The FBI arrested Rosenberg and a fellow revolutionary, Timothy Blunk, two years later in New Jersey as they were unloading a rental truck filled with guns and explosives. The two were tried and convicted for that offense. She was sentenced to 58 years in federal prison. Rosenberg spent 16 years behind bars in six federal institutions until she was pardoned by President Bill Clinton in one of the last acts of his presidency in January 2001.
Rosenberg writes cleanly and clearly of her radical life and times, albeit leaning a bit too heavily on reconstructed dialogue. She writes especially evocatively about the hellish conditions she faced while incarcerated—which she calls “a terrible, relentless, sixteen-year existential nightmare.”
The book contains plenty of details about Rosenberg’s radical life before prison, her trying times behind bars and her life in the last ten years working as a human-rights and prison-rights advocate. What Rosenberg doesn’t tell us about in detail is exactly what role (if any) she played in the Brink’s robbery and what exactly she and Blunk were planning to do with that twenty-foot U-Haul truckload of guns and dynamite.

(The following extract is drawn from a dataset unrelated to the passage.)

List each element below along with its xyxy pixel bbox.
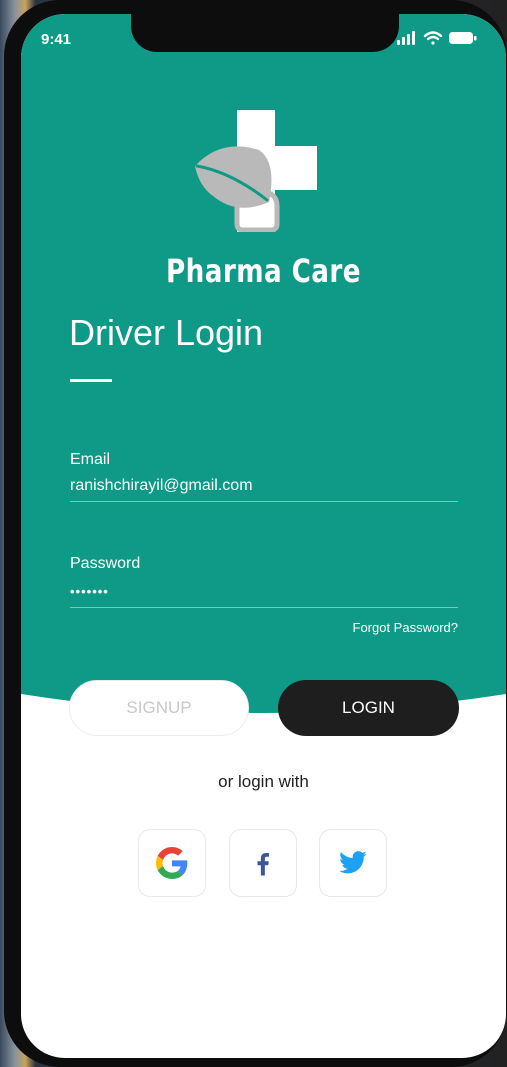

Rosenberg and her fellow radical activists, she says, favored “armed actions against government property (including bombing unoccupied government buildings)” to “show that despite the power of the state, it was possible to oppose it.” [Later, she explains that she and Blunk had “no immediate, specific plan to use the explosives. We were moving them into storage for an unspecified time and purpose. We were stockpiling arms for the distant revolution that we all had convinced ourselves would come soon.”
As for the Brink’s robbery, Rosenberg is vague. The investigation, she said, “led to several prosecutions, grand juries, indictments, trials, and convictions. Many people who were both remotely and closely connected to the events were targeted and I was one of them.” She fled, Rosenberg said, because she “presumed” the trial would be “rigged.” So she decided to “follow my revolutionary heart and risk all.”
Her subsequent trial seems not to have been “rigged.” It was a combative one, though, in which Rosenberg and Blunk used a “necessity defense,” claiming, as she puts it, that “the government was guilty of war crimes against people in the developing world and at home,” and that she and Blunk were “part of an organized illegal resistance movement and that we were acting out of conscience.”
The defendants sacked their lawyers and represented themselves. The conservative judge trying them disdained the necessity defense, called the defendants terrorists, and threw the book at them. President Clinton’s pardon on his last day in office ten years ago was greeted with shock and dismay by a panoply of New York politicians and law enforcement officials, including then New York City Mayor Rudolph W. Giuliani, U.S. Sen. Charles E. Schumer, and then New York City Police Commissioner Bernard B. Kerik, who said the pardon “sickened” him.
Giuliani said then that Rosenberg “was convicted of having in her possession 740 pounds of explosives, a submachine gun, weapons. She admitted she had these weapons to give to someone to use in a bombing, and she had been involved in a significant number of robberies, bank robberies.”
That last statement has not been proven. Nor does Rosenberg address it directly in her book.